Pune, Feb 8: Small eateries often tucked away in narrow, winding bylanes are the upholders of the Pune’s renown among street food lovers; an exploration of these little nooks in the Old City this weekend as part of the India Heritage Walk Festival 2018 is going serve up a treasure trove of stories, alongside delectable Maharashtra cuisine.

IHWF 2018 is a month-long, multi-city event organised jointly by Sahapedia, an online encyclopedia of Indian arts and culture, and YES Culture, the cultural division of YES Global Institute, a practising think tank of YES BANK, to encourage citizens to explore the tangible and intangible heritage of their cities and towns. 

Pune is hosting a walk titled Food and History through the Old City on Saturday, February 10, for residents to discover a little piece of their city through its food and history. Kshitija Pande, a student of Indology and a heritage enthusiast, will lead the walk through paths dotted with little shops that serve up traditional and new delicacies, and explore heritage sites tucked away behind new buildings.

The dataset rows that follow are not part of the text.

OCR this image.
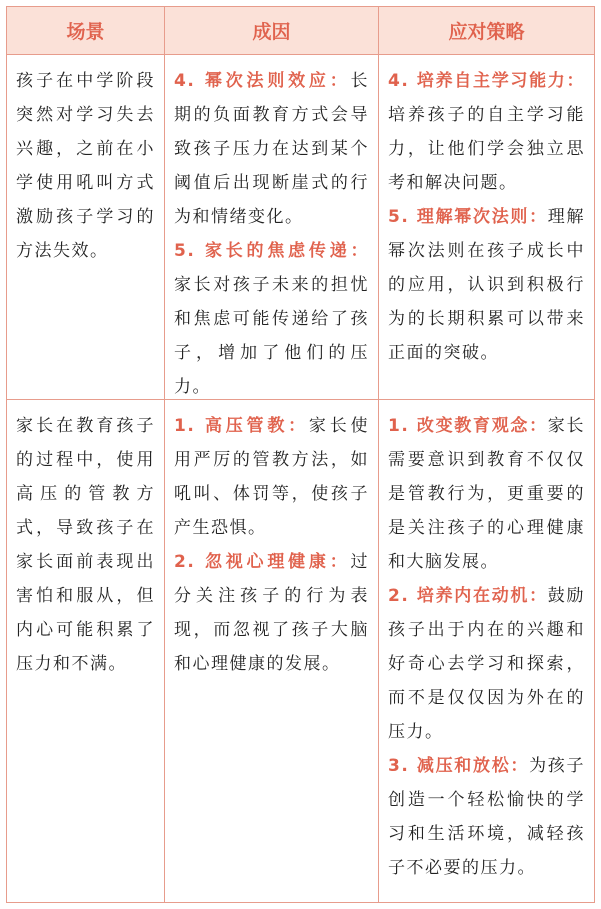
场景	成因	应对策略
孩子在中学阶段突然对学习失去兴趣，之前在小学使用吼叫方式激励孩子学习的方法失效。

4. 幂次法则效应：长期的负面教育方式会导致孩子压力在达到某个阈值后出现断崖式的行为和情绪变化。

5. 家长的焦虑传递：家长对孩子未来的担忧和焦虑可能传递给了孩子，增加了他们的压力。

4. 培养自主学习能力：培养孩子的自主学习能力，让他们学会独立思考和解决问题。

5. 理解幂次法则：理解幂次法则在孩子成长中的应用，认识到积极行为的长期积累可以带来正面的突破。

家长在教育孩子的过程中，使用高压的管教方式，导致孩子在家长面前表现出害怕和服从，但内心可能积累了压力和不满。

1. 高压管教：家长使用严厉的管教方法，如吼叫、体罚等，使孩子产生恐惧。

2. 忽视心理健康：过分关注孩子的行为表现，而忽视了孩子大脑和心理健康的发展。

1. 改变教育观念：家长需要意识到教育不仅仅是管教行为，更重要的是关注孩子的心理健康和大脑发展。

2. 培养内在动机：鼓励孩子出于内在的兴趣和好奇心去学习和探索，而不是仅仅因为外在的压力。

3. 减压和放松：为孩子创造一个轻松愉快的学习和生活环境，减轻孩子不必要的压力。
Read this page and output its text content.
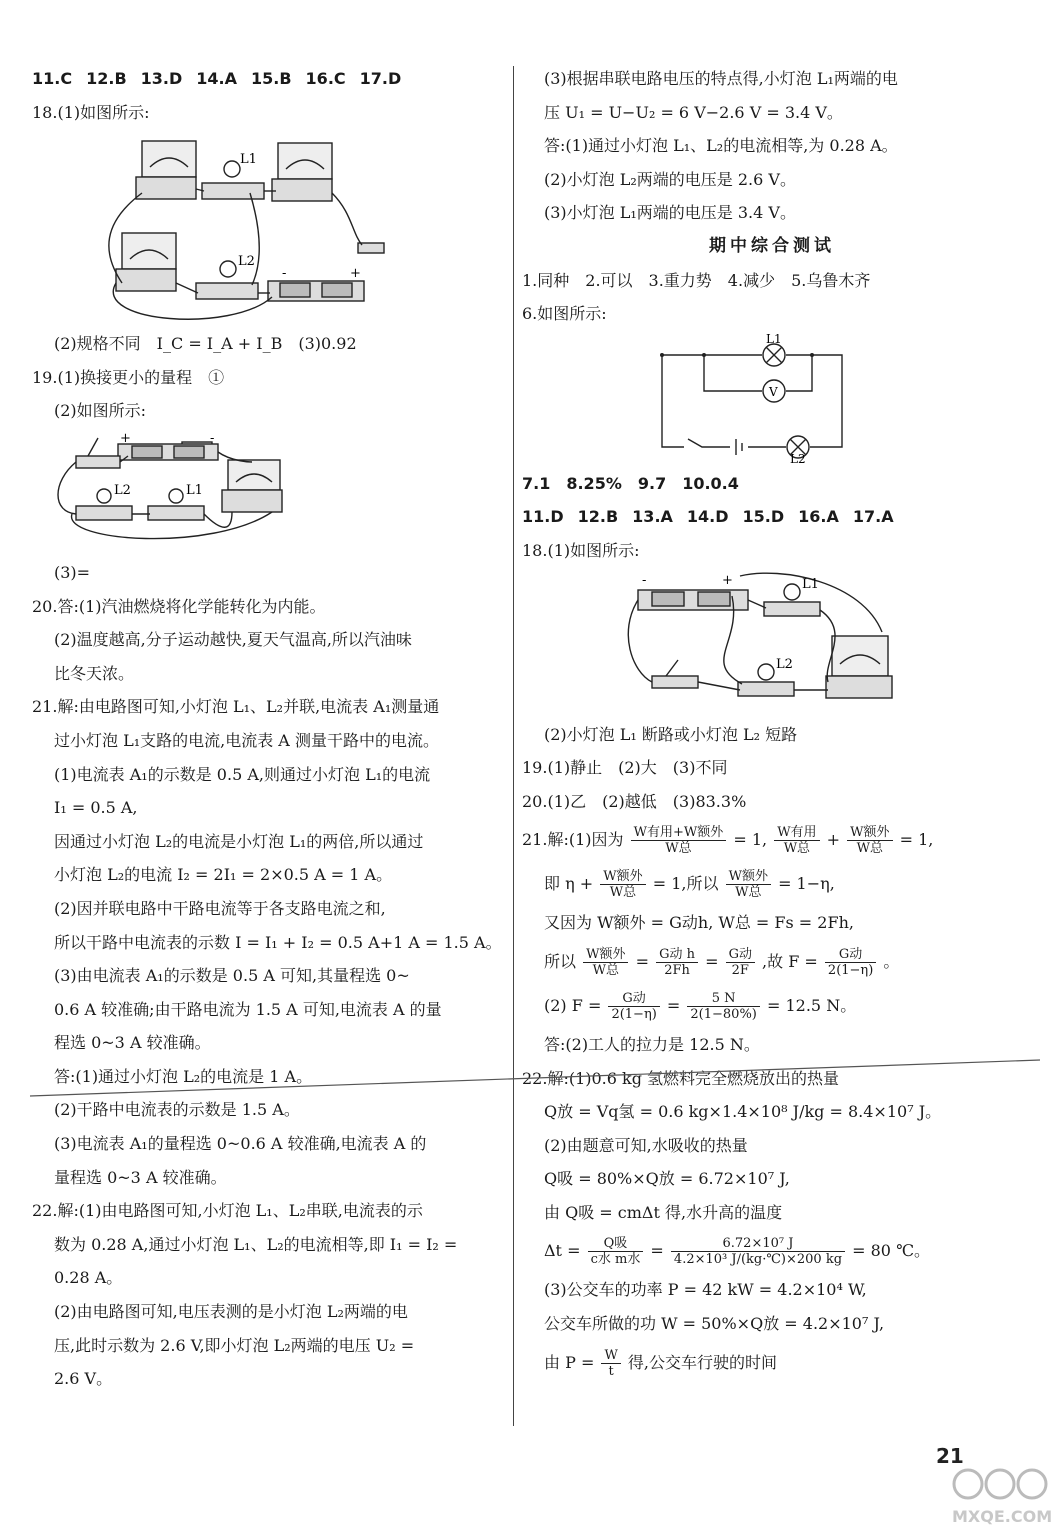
11.C 12.B 13.D 14.A 15.B 16.C 17.D
18.(1)如图所示:
L1
L2
-	+
(2)规格不同　I_C = I_A + I_B　(3)0.92
19.(1)换接更小的量程　①
(2)如图所示:
L2	L1
+	-
(3)=
20.答:(1)汽油燃烧将化学能转化为内能。
(2)温度越高,分子运动越快,夏天气温高,所以汽油味
比冬天浓。
21.解:由电路图可知,小灯泡 L₁、L₂并联,电流表 A₁测量通
过小灯泡 L₁支路的电流,电流表 A 测量干路中的电流。
(1)电流表 A₁的示数是 0.5 A,则通过小灯泡 L₁的电流
I₁ = 0.5 A,
因通过小灯泡 L₂的电流是小灯泡 L₁的两倍,所以通过
小灯泡 L₂的电流 I₂ = 2I₁ = 2×0.5 A = 1 A。
(2)因并联电路中干路电流等于各支路电流之和,
所以干路中电流表的示数 I = I₁ + I₂ = 0.5 A+1 A = 1.5 A。
(3)由电流表 A₁的示数是 0.5 A 可知,其量程选 0~
0.6 A 较准确;由干路电流为 1.5 A 可知,电流表 A 的量
程选 0~3 A 较准确。
答:(1)通过小灯泡 L₂的电流是 1 A。
(2)干路中电流表的示数是 1.5 A。
(3)电流表 A₁的量程选 0~0.6 A 较准确,电流表 A 的
量程选 0~3 A 较准确。
22.解:(1)由电路图可知,小灯泡 L₁、L₂串联,电流表的示
数为 0.28 A,通过小灯泡 L₁、L₂的电流相等,即 I₁ = I₂ =
0.28 A。
(2)由电路图可知,电压表测的是小灯泡 L₂两端的电
压,此时示数为 2.6 V,即小灯泡 L₂两端的电压 U₂ =
2.6 V。
(3)根据串联电路电压的特点得,小灯泡 L₁两端的电
压 U₁ = U−U₂ = 6 V−2.6 V = 3.4 V。
答:(1)通过小灯泡 L₁、L₂的电流相等,为 0.28 A。
(2)小灯泡 L₂两端的电压是 2.6 V。
(3)小灯泡 L₁两端的电压是 3.4 V。
期中综合测试
1.同种　2.可以　3.重力势　4.减少　5.乌鲁木齐
6.如图所示:
L1
V
L2
7.1　8.25%　9.7　10.0.4
11.D 12.B 13.A 14.D 15.D 16.A 17.A
18.(1)如图所示:
-	+	L1
L2
(2)小灯泡 L₁ 断路或小灯泡 L₂ 短路
19.(1)静止　(2)大　(3)不同
20.(1)乙　(2)越低　(3)83.3%
21.解:(1)因为 $\frac{\text{W有用+W额外}}{\text{W总}} = 1$, $\frac{\text{W有用}}{\text{W总}} + \frac{\text{W额外}}{\text{W总}} = 1$,
即 $\eta + \frac{\text{W额外}}{\text{W总}} = 1$,所以 $\frac{\text{W额外}}{\text{W总}} = 1-\eta$,
又因为 W额外 = G动h, W总 = Fs = 2Fh,
所以 $\frac{\text{W额外}}{\text{W总}} = \frac{\text{G动 h}}{2Fh} = \frac{\text{G动}}{2F}$ ,故 $F = \frac{\text{G动}}{2(1-\eta)}$ 。
(2) $F = \frac{\text{G动}}{2(1-\eta)} = \frac{5 N}{2(1-80\%)} = 12.5$ N。
答:(2)工人的拉力是 12.5 N。
22.解:(1)0.6 kg 氢燃料完全燃烧放出的热量
Q放 = Vq氢 = 0.6 kg×1.4×10⁸ J/kg = 8.4×10⁷ J。
(2)由题意可知,水吸收的热量
Q吸 = 80%×Q放 = 6.72×10⁷ J,
由 Q吸 = cmΔt 得,水升高的温度
$\Delta t = \frac{\text{Q吸}}{\text{c水 m水}} = \frac{\text{6.72×10⁷ J}}{\text{4.2×10³ J/(kg·℃)×200 kg}} = 80$ ℃。
(3)公交车的功率 P = 42 kW = 4.2×10⁴ W,
公交车所做的功 W = 50%×Q放 = 4.2×10⁷ J,
由 $P = \frac{W}{t}$ 得,公交车行驶的时间
21
MXQE.COM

Details about the walks and other programmes of IHWF 2018, map routes and registration information are available on

Vaibhav  Chauhan, Festival Director (IHWF) and Secretary, Sahapedia, says, ‘The India Heritage Walk Festival 2018 is a celebration of all that Sahapedia stands for. In an attempt to create authentic, credible, and exhaustive content on our rich heritage and culture, we are developing a network of cultural practitioners across the country. This festival is a part of this pan-India movement, making heritage spaces more popular, more accessible, and more experiential. This is exactly why the festival tries to involve people from various walks of life with a range of thematic experiences covered through the walks, and caters to as many people as possible.’

Rana Kapoor, MD & CEO, YES BANK and Chairman, YES Global Institute, adds, ‘India is blessed with a rich heritage and cultural history, which is abundantly manifested in monuments and architectural sites across our country. Civil society participation in our Nation’s heritage, aided by activities such as heritage walks, is integral to the preservation and conservation of these sites. Such heritage tourism initiatives, with the whole hearted participation and involvement of local communities and citizens, has the potential to instill immense national pride and further the agenda of heritage development.’

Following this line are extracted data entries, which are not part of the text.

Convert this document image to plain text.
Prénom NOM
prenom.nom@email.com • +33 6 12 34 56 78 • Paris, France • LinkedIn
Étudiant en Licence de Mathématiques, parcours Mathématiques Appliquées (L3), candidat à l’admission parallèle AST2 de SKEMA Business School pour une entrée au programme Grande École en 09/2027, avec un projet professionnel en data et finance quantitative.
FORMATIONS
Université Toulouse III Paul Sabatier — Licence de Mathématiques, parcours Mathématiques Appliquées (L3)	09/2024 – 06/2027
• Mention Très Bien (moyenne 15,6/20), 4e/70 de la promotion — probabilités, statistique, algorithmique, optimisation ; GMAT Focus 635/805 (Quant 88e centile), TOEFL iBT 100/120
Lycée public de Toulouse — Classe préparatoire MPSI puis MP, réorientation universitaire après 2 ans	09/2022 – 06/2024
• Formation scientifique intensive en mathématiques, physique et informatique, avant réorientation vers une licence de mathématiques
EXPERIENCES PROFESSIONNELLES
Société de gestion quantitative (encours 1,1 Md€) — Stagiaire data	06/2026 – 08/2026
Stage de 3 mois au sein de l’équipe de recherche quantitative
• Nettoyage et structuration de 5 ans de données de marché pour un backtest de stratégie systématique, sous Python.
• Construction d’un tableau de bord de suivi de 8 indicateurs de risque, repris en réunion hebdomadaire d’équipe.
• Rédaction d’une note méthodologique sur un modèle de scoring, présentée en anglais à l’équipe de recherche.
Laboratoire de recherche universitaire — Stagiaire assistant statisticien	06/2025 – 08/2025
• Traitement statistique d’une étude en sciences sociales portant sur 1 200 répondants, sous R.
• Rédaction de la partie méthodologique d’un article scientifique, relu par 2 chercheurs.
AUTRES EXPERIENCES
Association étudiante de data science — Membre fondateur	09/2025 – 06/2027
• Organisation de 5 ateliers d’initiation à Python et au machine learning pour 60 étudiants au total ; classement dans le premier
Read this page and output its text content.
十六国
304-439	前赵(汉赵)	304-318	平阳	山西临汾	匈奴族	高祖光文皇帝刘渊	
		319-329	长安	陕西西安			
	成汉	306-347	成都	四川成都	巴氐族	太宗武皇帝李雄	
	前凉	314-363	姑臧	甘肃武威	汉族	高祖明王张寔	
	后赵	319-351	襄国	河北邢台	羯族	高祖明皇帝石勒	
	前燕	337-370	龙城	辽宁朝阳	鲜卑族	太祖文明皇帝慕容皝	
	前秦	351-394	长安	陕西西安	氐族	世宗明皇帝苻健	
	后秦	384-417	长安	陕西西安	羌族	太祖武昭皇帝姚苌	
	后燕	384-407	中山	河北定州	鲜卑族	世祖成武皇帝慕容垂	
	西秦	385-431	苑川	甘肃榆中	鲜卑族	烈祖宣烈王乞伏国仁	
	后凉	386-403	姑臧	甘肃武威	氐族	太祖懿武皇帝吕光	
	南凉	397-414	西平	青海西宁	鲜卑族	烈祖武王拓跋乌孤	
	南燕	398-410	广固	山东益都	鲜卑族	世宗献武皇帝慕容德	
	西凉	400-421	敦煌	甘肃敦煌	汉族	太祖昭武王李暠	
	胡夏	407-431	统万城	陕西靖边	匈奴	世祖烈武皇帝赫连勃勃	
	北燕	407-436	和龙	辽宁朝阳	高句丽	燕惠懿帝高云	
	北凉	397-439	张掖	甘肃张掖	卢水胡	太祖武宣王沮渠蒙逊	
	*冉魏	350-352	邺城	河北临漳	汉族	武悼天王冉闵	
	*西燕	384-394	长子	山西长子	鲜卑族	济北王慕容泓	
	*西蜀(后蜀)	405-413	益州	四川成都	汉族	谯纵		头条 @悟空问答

According to Preeti Sinha, Global Convenor, YES Global Institute, ‘The understanding of heritage in 21st century India has expanded from the protection of historic buildings and monuments to focus on more general understanding of the wider context and preservation of tangible and intangible cultural forms. Through active engagement with built, natural and living heritage through the design of walks, talks, and digital media such as films and social forums, the festival will be a touchstone for conscious thinking towards formulating historically-sensitive policy and decision making.’

IHWF 2018, covering 20 cities and towns around the country, features walks to historical monuments and shrines, well-known landscapes, places known for art and culture, cuisine and flourishing trade.

There is an online film festival of documentaries based on cultural themes, and lecture series curated as Baithaks and Instameets as part of nearly 70 events scheduled throughout the month.